Mardi 19 Novembre 2019 – Espace BELLEVUE BIARRITZ

 

Mr le Ministre,
Mr Le Sous Préfet,
Mr le Sénateur,
Cher Max,
Mme la Députée,
Mr le Maire, Cher Michel,
Mr le Président du Département,
Mr le Président Confédéral, Cher Roland,
Mesdames et Messieurs,
Chers Collègues,
Chers Amis,

C’est pour moi un honneur et un privilège d’être devant vous aujourd’hui, au Pays Basque, à Biarritz, pour vous souhaiter la Bienvenue, à l’occasion de l’ouverture de ce 67ème Congrès National de l’UMIH.
Je vous laisse imaginer la force de persuasion dont j’ai dû faire preuve et les nombreux arguments que j’ai dû trouver quand il s’est agit de convaincre notre Président, Roland Heguy, de tenir ce Congrès à Biarritz, je plaisante !
Mais maintenant ça y est, nous y sommes !

Ce Congrès a pour thème : «Tourisme : accélérateur des territoires ». Vaste programme.
Nous tous, dans cette salle, en tant qu’acteurs du tourisme, sommes directement concernés par cette symbiose recherchée « tourisme et territoires ».
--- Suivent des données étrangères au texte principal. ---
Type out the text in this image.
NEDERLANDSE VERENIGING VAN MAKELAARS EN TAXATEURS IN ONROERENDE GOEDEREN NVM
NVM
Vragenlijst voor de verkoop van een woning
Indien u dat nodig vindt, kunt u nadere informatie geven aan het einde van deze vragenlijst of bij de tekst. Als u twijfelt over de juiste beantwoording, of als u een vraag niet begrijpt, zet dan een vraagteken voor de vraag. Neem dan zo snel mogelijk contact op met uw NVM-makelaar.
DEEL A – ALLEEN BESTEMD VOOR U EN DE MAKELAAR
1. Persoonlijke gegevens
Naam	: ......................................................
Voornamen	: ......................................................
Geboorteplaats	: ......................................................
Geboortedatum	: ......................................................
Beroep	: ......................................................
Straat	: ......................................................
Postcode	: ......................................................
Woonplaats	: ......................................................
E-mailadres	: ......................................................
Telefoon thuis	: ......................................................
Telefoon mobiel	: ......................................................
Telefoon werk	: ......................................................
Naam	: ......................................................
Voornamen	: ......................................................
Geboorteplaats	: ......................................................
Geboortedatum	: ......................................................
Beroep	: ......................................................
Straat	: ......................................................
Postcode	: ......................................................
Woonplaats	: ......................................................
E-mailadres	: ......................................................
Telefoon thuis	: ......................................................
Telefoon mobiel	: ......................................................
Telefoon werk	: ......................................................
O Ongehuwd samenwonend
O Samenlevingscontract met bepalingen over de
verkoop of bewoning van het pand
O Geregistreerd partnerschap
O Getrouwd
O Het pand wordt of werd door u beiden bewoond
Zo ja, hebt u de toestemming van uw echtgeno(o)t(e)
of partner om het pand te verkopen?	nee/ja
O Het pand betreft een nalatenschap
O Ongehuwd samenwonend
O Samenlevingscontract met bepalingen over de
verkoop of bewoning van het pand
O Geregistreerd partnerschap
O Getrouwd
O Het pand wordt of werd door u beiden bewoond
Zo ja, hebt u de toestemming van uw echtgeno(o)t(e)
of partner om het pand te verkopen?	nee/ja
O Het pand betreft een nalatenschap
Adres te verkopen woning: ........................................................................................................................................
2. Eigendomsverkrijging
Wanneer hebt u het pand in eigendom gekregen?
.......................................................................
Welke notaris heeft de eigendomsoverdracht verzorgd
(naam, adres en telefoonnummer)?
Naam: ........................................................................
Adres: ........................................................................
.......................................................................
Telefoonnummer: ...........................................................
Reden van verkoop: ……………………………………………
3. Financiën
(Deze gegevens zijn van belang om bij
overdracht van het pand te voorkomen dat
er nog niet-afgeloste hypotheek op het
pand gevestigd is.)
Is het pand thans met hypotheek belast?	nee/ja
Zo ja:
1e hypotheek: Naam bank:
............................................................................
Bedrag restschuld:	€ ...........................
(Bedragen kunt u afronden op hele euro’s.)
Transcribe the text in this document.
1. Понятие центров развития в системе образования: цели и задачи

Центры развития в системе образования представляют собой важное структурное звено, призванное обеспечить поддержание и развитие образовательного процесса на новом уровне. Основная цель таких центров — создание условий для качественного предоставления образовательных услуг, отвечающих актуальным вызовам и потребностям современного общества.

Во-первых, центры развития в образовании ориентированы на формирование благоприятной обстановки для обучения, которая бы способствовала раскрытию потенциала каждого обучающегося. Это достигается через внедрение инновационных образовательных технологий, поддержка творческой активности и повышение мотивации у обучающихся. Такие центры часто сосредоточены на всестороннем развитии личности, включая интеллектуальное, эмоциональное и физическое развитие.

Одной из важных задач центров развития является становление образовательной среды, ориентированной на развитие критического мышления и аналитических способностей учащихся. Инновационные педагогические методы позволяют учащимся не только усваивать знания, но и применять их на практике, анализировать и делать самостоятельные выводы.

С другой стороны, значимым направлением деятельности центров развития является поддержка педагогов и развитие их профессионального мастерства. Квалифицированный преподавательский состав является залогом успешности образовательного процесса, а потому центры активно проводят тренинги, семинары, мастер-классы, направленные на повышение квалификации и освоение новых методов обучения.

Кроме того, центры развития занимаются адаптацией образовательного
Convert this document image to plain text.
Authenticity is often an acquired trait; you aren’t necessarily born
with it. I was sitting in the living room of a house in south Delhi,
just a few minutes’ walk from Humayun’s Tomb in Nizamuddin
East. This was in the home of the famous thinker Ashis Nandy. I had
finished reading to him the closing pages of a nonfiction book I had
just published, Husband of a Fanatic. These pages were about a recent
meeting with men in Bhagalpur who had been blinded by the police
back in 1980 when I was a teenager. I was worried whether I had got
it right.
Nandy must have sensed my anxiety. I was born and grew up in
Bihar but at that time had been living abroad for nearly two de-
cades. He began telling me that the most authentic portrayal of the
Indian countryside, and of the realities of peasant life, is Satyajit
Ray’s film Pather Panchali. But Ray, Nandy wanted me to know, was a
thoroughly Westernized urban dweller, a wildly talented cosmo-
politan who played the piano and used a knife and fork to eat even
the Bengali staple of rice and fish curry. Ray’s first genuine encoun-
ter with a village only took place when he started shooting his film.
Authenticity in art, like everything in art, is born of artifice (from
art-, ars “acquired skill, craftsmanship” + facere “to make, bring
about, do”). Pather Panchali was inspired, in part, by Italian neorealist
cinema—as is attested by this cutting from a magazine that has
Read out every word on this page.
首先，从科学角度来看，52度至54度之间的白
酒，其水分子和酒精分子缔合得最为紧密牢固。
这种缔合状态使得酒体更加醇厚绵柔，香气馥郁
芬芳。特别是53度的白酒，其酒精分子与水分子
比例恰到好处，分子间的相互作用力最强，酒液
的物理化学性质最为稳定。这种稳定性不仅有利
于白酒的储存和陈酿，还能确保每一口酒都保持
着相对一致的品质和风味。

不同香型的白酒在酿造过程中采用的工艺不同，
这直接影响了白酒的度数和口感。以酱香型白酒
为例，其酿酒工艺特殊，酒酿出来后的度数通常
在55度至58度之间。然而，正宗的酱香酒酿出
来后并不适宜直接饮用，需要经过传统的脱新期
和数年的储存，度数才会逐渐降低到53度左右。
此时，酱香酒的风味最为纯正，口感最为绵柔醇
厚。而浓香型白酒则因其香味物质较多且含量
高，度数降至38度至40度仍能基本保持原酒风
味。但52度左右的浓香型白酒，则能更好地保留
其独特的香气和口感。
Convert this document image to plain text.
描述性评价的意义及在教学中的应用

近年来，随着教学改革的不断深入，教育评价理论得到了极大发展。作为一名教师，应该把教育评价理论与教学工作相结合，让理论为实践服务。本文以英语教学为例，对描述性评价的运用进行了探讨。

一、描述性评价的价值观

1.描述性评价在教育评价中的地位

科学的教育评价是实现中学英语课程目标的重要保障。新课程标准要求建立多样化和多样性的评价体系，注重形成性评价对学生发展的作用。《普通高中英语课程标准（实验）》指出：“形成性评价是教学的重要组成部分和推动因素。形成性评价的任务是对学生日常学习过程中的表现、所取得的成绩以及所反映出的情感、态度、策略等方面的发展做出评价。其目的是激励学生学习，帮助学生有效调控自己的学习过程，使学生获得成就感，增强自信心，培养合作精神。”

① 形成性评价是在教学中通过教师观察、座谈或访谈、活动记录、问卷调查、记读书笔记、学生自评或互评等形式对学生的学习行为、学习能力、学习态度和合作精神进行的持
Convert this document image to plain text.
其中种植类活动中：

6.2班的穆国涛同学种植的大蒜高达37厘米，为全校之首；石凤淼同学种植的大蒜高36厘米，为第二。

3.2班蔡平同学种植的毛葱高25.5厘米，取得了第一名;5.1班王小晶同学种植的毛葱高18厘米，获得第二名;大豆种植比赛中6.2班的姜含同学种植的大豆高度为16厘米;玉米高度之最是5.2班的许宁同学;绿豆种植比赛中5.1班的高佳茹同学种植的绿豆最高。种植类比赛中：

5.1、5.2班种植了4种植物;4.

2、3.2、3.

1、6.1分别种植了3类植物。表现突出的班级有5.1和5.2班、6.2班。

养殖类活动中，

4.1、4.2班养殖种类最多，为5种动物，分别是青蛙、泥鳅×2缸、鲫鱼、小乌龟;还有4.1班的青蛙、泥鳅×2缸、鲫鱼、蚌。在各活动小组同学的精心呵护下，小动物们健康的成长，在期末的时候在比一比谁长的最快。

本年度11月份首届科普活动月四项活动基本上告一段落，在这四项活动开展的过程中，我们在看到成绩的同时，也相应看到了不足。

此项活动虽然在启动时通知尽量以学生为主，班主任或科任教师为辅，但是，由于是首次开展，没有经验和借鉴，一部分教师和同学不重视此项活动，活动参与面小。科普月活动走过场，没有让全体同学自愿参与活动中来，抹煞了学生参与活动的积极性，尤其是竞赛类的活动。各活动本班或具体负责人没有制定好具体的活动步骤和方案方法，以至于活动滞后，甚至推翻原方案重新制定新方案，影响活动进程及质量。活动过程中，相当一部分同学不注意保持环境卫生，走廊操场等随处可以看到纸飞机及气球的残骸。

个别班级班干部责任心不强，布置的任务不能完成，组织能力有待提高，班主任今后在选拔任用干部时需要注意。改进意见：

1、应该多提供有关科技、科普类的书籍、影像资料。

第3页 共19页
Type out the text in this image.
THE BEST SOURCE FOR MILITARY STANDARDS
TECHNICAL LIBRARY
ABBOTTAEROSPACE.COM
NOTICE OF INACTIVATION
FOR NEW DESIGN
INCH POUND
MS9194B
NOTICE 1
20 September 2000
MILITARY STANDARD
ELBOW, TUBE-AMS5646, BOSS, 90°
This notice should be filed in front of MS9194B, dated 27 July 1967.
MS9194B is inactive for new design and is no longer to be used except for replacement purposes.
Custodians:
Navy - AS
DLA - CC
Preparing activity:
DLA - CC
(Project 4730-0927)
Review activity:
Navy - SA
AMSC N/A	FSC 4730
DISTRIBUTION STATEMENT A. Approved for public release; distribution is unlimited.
Les atouts du Pays Basque sont nombreux :
Je pourrai vous parler de la nature : l’Océan bien sûr, mais aussi la montagne, la Rhune, et nos rivières ; l’Adour, la Nive,
la Nivelle,
Je pourrai vous parler de nos magnifiques villages basques, Espellette bien sûr, mais aussi Ainoha, ou encore Itxassou,
Je pourrai vous parler de la gastronomie, omniprésente au Pays Basque, avec plus de 10 chefs étoilés, plus de 30 maîtres restaurateurs, et des dizaines de professionnels amoureux de leur région qui subliment les produits locaux,
Je pourrai vous parler de la culture : le Musée Bonnat à Bayonne, le festival du film de St Jean de Luz, le festival de
Biarritz Amérique latine,

Je pourrai vous parler sport : le golf, plus de 10 golfs à ce jour en Pays Basque, le surf, Biarritz officiellement candidate pour accueillir les épreuves de surf des JO 2024, mais encore la Pelote, et bien sûr le Rugby !
Les atouts du Pays Basque sont nombreux donc, mais je sais que n’importe quel Président départemental ici présent, saurait me vanter son territoire aussi bien que je viens de la
faire.

Le tourisme aujourd’hui, quel que soit le territoire dont on parle, est synonyme de développement économique bien sûr, donc de créations d’emplois, de développement des mobilités, de créations de richesses.
Il est donc indispensable.

Mais la réalité, c’est que sur Google maps, le pays Basque, si beau soit-il, n’est qu’un point, au milieu de dizaines, de centaines, de milliers d’autres points, qui ont tout autant d’attraits que nous, et qui se battent autant que nous pour exister dans la jungle des « destinations touristiques ».
Comment faire venir les touristes dans nos établissements, nos hôtels, nos restaurants ?
Pas toujours facile de faire la promotion de son établissement : qu’est ce que j’ai de mieux que mon voisin, quel est l’élément déclencheur qui va faire que le client va réserver chez moi à Biarritz, plutôt que chez mon collègue de St Jean de Luz ?
Les adhérents de l’UMIH pays basque sont, pour 95% d’entre eux, des PME et des TPE. Autrement dit, ils n’ont pas toujours du temps à consacrer à leur promotion.
Je pense que sur ce point, les UMIH départementales, ont un rôle essentiel à jouer dans la promotion de leurs territoires et dans l’accélération des enjeux touristiques. Nous devons être
aux présents côtés des instances qui oeuvrent au développement touristique, et nous devons être les interlocuteurs naturels des institutionnels.
Pour illustrer mon propos, je peux citer par exemple la marque « Biarritz Pays basque », crée pour la promotion de notre région, à l’international : l’UMIH y a participé,
Mais nous siégeons également à la CCI de Bayonne, à la Caisse locale du Tourisme Pyrénées Gascogne, au Codir du Cluster Goazen (Goazen : « allons-y » en basque).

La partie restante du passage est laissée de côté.